Long-term anticonvulsant therapy is usually necessary in patients with persistent CNS calcifications. Selected patients who demonstrate radiographic cure and display no seizures over prolonged periods may discontinue anticonvulsant medication.

Further Inpatient Care

Inpatient treatment is recommended for those receiving antiparasitic therapy since transient worsening of condition may ensue.

Neurosurgical intervention often is required in cases of obstructive hydrocephalus, ventricular cysticerci, and in cases refractory to medical treatment.

Ophthalmologic surgery is recommended in all cases of ocular cysticercosis since the inflammatory reaction associated with medical therapy may threaten vision.

Only standard isolation is required for patients who are hospitalized.


Patients should be transferred to a facility with neurosurgical capability in cases of extraparenchymal disease and in those involving increased ICP, hydrocephalus, mass effect, or herniation.

Status epilepticus may require neurological intensive care.


Screen family members for parasitic disease. Prophylaxis may be indicated.

Educate patients regarding personal hygiene and handling of food.

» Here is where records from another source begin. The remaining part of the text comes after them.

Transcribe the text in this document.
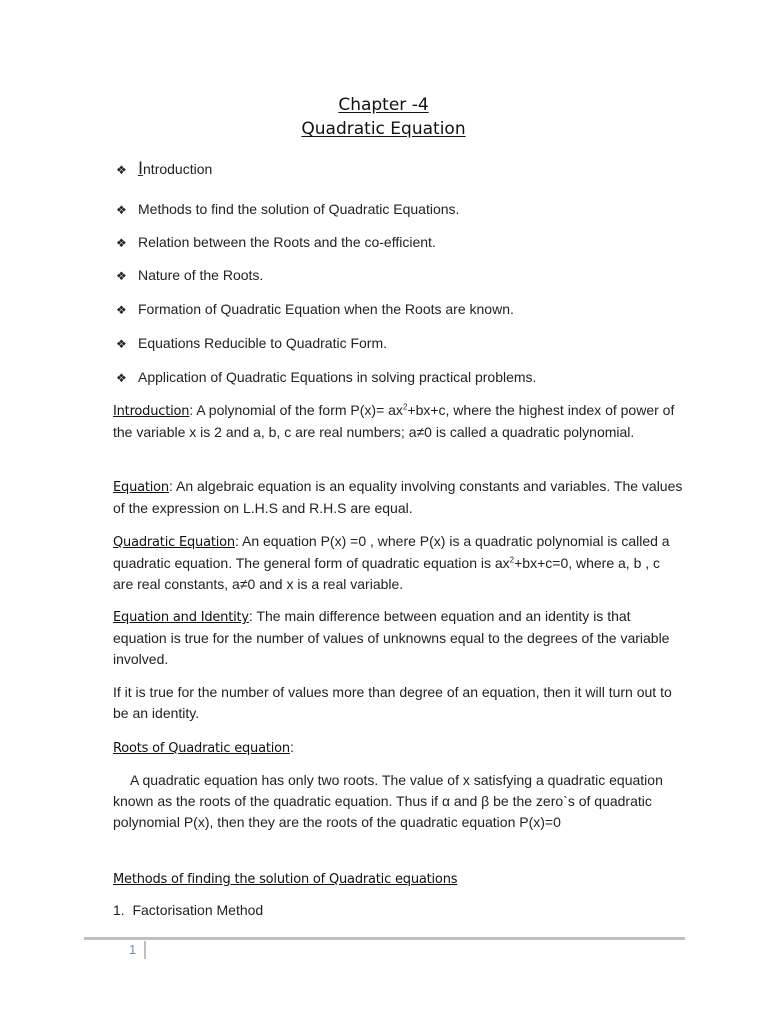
Chapter -4
Quadratic Equation
❖ Introduction
❖ Methods to find the solution of Quadratic Equations.
❖ Relation between the Roots and the co-efficient.
❖ Nature of the Roots.
❖ Formation of Quadratic Equation when the Roots are known.
❖ Equations Reducible to Quadratic Form.
❖ Application of Quadratic Equations in solving practical problems.

Introduction: A polynomial of the form $P(x)= ax^2+bx+c$, where the highest index of power of the variable x is 2 and a, b, c are real numbers; a≠0 is called a quadratic polynomial.

Equation: An algebraic equation is an equality involving constants and variables. The values of the expression on L.H.S and R.H.S are equal.

Quadratic Equation: An equation P(x) =0 , where P(x) is a quadratic polynomial is called a quadratic equation. The general form of quadratic equation is $ax^2+bx+c=0$, where a, b , c are real constants, a≠0 and x is a real variable.

Equation and Identity: The main difference between equation and an identity is that equation is true for the number of values of unknowns equal to the degrees of the variable involved.

If it is true for the number of values more than degree of an equation, then it will turn out to be an identity.

Roots of Quadratic equation:

A quadratic equation has only two roots. The value of x satisfying a quadratic equation known as the roots of the quadratic equation. Thus if α and β be the zero`s of quadratic polynomial P(x), then they are the roots of the quadratic equation P(x)=0

Methods of finding the solution of Quadratic equations

1. Factorisation Method
1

Those traveling to endemic countries should be educated in preventative habits such as proper cooking of meat and avoidance of fecal-oral transmission routes.

Endemic areas require inspection for and proper disposal of tainted meat, as well as efforts at proper management of sewage.

Mass treatment of large populations has been historically effective in controlling disease.

Effective human and/or animal vaccines may be deployed in the near future.


Complications of cysticercosis may include the following:

  • Intracranial herniation

  • Stroke

  • Status epilepticus

  • Long-term anticonvulsant use

  • Intraventricular shunt complications


Prognosis for patients with cysticercosis is excellent in almost all cases.

Patient Education

Patients and their families should be familiar with basic first aid for seizures.

Education should be provided on use of prescribed medications and the expected course of disease.

Provide instruction on indications to seek medical care, including signs of increasing ICP or focal neurologic complaints.

Patients prone to seizures should not drive or perform other dangerous activities.